L’apertura di un conto corrente andrebbe sempre trattata e valutata prima con un consulente bancario e finanziario
Aprire un conto corrente cointestato è una soluzione pratica per chi vuole gestire denaro in comune, che si tratti di coniugi, conviventi o soci in affari. Tuttavia, accanto ai benefici in termini di comodità e condivisione delle spese, esistono rischi importanti che spesso vengono ignorati.
Conoscerli in anticipo è fondamentale per evitare spiacevoli conseguenze in caso di contenziosi, separazioni o problemi con i creditori.
I rischi del conto cointestato
Uno dei timori più diffusi riguarda la possibilità che i debiti di uno dei titolari ricadano anche sull’altro. In caso di inadempienza, il creditore può infatti procedere al pignoramento del conto cointestato, ma limitatamente alla quota attribuita al debitore. Quando i cointestatari sono due, si presume che le somme siano divise in parti uguali (50% ciascuno), salvo accordi diversi specificati nel contratto.

Questa regola vale anche se uno dei correntisti ha versato molto più denaro rispetto all’altro. Il problema è che la banca, in caso di pignoramento, blocca il conto nella sua interezza fino alla definizione delle quote da parte del giudice. Spetta quindi al titolare “non debitore” dimostrare in tribunale di essere l’effettivo proprietario di gran parte delle somme, fornendo prove concrete come buste paga o bonifici.

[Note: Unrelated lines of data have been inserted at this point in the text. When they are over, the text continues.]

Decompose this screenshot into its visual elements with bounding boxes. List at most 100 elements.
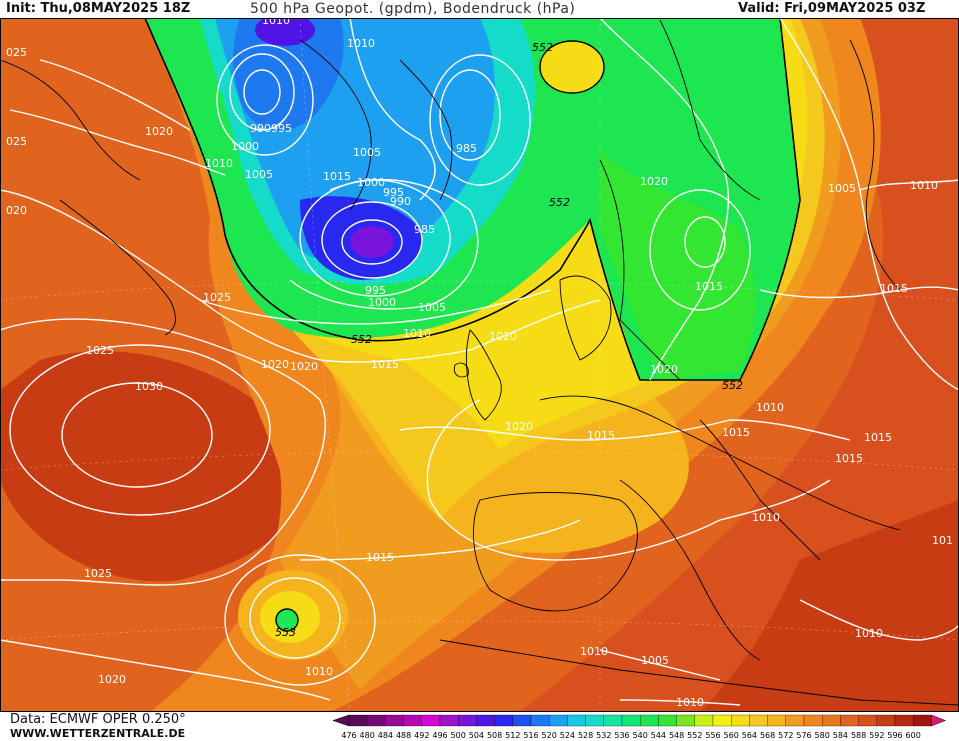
pressure-label: 1010 xyxy=(910,179,938,192)
data-source: Data: ECMWF OPER 0.250° xyxy=(10,712,186,727)
pressure-label: 1010 xyxy=(347,37,375,50)
geopot-label: 552 xyxy=(351,333,372,346)
pressure-label: 1015 xyxy=(371,358,399,371)
pressure-label: 1005 xyxy=(828,182,856,195)
pressure-label: 1020 xyxy=(640,175,668,188)
field-violet-north xyxy=(255,18,315,46)
pressure-label: 1015 xyxy=(695,280,723,293)
pressure-label: 1020 xyxy=(505,420,533,433)
field-sw-low-green xyxy=(276,609,298,631)
header-bar: Init: Thu,08MAY2025 18Z 500 hPa Geopot. … xyxy=(0,0,959,18)
pressure-label: 101 xyxy=(932,534,953,547)
legend-value: 560 xyxy=(724,731,739,740)
geopot-label: 553 xyxy=(275,626,296,639)
pressure-labels: 1010 025 1020 025 1010 990995 1000 1005 … xyxy=(6,18,953,709)
field-red-east xyxy=(520,18,959,712)
legend-value: 480 xyxy=(360,731,375,740)
geopot-labels: 552 552 552 552 553 xyxy=(275,41,743,639)
legend-swatch xyxy=(803,714,823,727)
pressure-label: 1015 xyxy=(880,282,908,295)
pressure-label: 1010 xyxy=(262,18,290,27)
pressure-label: 995 xyxy=(383,186,404,199)
pressure-label: 1015 xyxy=(864,431,892,444)
pressure-label: 1005 xyxy=(245,168,273,181)
coastlines xyxy=(0,19,959,706)
pressure-label: 1020 xyxy=(261,358,289,371)
legend-value: 584 xyxy=(833,731,848,740)
legend-value: 500 xyxy=(451,731,466,740)
pressure-label: 1005 xyxy=(353,146,381,159)
pressure-label: 985 xyxy=(414,223,435,236)
pressure-label: 990 xyxy=(390,195,411,208)
legend-value: 528 xyxy=(578,731,593,740)
legend-swatch xyxy=(421,714,441,727)
legend-swatch xyxy=(840,714,859,727)
legend-swatch xyxy=(458,714,477,727)
legend-value: 476 xyxy=(341,731,356,740)
legend-value: 488 xyxy=(396,731,411,740)
legend-swatch xyxy=(676,714,695,727)
legend-value: 520 xyxy=(542,731,557,740)
field-blue-northwest xyxy=(233,18,344,131)
pressure-label: 1015 xyxy=(722,426,750,439)
pressure-label: 1025 xyxy=(203,291,231,304)
pressure-label: 990995 xyxy=(250,122,292,135)
pressure-label: 1005 xyxy=(641,654,669,667)
legend-swatch xyxy=(530,714,550,727)
isobars xyxy=(0,18,959,706)
legend-swatch xyxy=(767,714,786,727)
pressure-label: 1015 xyxy=(587,429,615,442)
valid-time: Valid: Fri,09MAY2025 03Z xyxy=(738,1,926,16)
legend-value: 512 xyxy=(505,731,520,740)
field-yellow-high-north xyxy=(540,41,604,93)
legend-swatch xyxy=(712,714,732,727)
pressure-label: 1010 xyxy=(205,157,233,170)
contour-552-sw-low xyxy=(275,608,299,632)
field-deep-red-se xyxy=(700,500,959,712)
legend-swatch xyxy=(476,714,495,727)
legend-value: 484 xyxy=(378,731,393,740)
legend-swatch xyxy=(567,714,586,727)
legend-value: 556 xyxy=(705,731,720,740)
pressure-label: 1005 xyxy=(418,301,446,314)
pressure-label: 1020 xyxy=(98,673,126,686)
field-red-high xyxy=(0,351,304,582)
pressure-label: 1000 xyxy=(368,296,396,309)
legend-swatch xyxy=(640,714,659,727)
map-title: 500 hPa Geopot. (gpdm), Bodendruck (hPa) xyxy=(250,1,576,17)
legend-value: 540 xyxy=(633,731,648,740)
pressure-label: 1000 xyxy=(231,140,259,153)
legend-value: 580 xyxy=(815,731,830,740)
legend-swatch xyxy=(731,714,750,727)
legend-swatch xyxy=(603,714,623,727)
legend-value: 508 xyxy=(487,731,502,740)
legend-value: 504 xyxy=(469,731,484,740)
legend-arrow-left xyxy=(333,714,350,727)
legend-value: 564 xyxy=(742,731,757,740)
legend-value: 596 xyxy=(887,731,902,740)
field-green-scandinavia xyxy=(600,150,755,380)
legend-value: 492 xyxy=(414,731,429,740)
legend-value: 592 xyxy=(869,731,884,740)
pressure-label: 025 xyxy=(6,46,27,59)
init-time: Init: Thu,08MAY2025 18Z xyxy=(6,1,191,16)
pressure-label: 1010 xyxy=(752,511,780,524)
legend-swatch xyxy=(822,714,841,727)
legend-swatch xyxy=(694,714,714,727)
site-url: WWW.WETTERZENTRALE.DE xyxy=(10,727,186,740)
pressure-label: 1010 xyxy=(580,645,608,658)
pressure-label: 1010 xyxy=(305,665,333,678)
legend-value: 588 xyxy=(851,731,866,740)
legend-swatch xyxy=(585,714,604,727)
legend-value: 548 xyxy=(669,731,684,740)
pressure-label: 1010 xyxy=(855,627,883,640)
legend-swatch xyxy=(894,714,914,727)
geopot-label: 552 xyxy=(722,379,743,392)
pressure-label: 1020 xyxy=(650,363,678,376)
legend-swatch xyxy=(658,714,677,727)
geopot-label: 552 xyxy=(532,41,553,54)
legend-swatch xyxy=(621,714,641,727)
pressure-label: 1015 xyxy=(323,170,351,183)
legend-swatch xyxy=(749,714,768,727)
pressure-label: 1025 xyxy=(84,567,112,580)
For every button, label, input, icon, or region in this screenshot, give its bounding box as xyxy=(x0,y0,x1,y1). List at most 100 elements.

Diverso è il caso di debiti contratti con la stessa banca (ad esempio per uno scoperto di conto o un prestito): qui vige la responsabilità solidale, e l’istituto può richiedere l’intero importo a uno solo dei cointestatari, il quale potrà poi rivalersi sull’altro.
Sul fronte operativo, la regola della presunzione delle quote non limita l’uso del denaro. Ogni titolare può prelevare o disporre dell’intero saldo, a meno che il conto non sia a firma congiunta, che richiede l’autorizzazione di tutti i cointestatari per ogni operazione.
Questa libertà, però, rappresenta un rischio: nulla impedisce a uno dei titolari di svuotare il conto senza preavviso. In tal caso, l’altro potrà solo ricorrere a vie legali per chiedere la restituzione della propria quota. La banca, infatti, non ha il potere di bloccare l’operazione se non previsto dal contratto.
Il problema diventa più evidente in caso di crisi familiare. Recenti sentenze, come quella del Tribunale di Napoli (n. 6235/2025), hanno stabilito che chi dimostra di aver alimentato il conto con fondi propri può pretendere la restituzione di tutte le somme utilizzate dall’altro correntista, con interessi.
Nel caso specifico, un ex marito è stato condannato a restituire quanto prelevato, perché i depositi provenivano dagli stipendi della moglie e non erano stati usati per esigenze familiari. Anche tra coniugi, quindi, la proprietà effettiva del denaro resta un criterio fondamentale.
Per evitare problemi, è consigliabile tenere traccia dei versamenti effettuati e delle finalità delle spese, o stabilire chiaramente la destinazione comune delle somme.
Un altro rischio riguarda il controllo fiscale. L’Agenzia delle Entrate, in caso di versamenti rilevanti, può attribuire le somme interamente a chi le ha effettuate, chiedendo la relativa giustificazione, indipendentemente dalla regola del 50%.
La cointestazione, inoltre, può far sospettare tentativi di occultamento di redditi non dichiarati, soprattutto quando i movimenti non sono coerenti con i redditi dichiarati. Per questo motivo è opportuno conservare sempre la documentazione che attesti la provenienza dei fondi o eventuali donazioni tra cointestatari.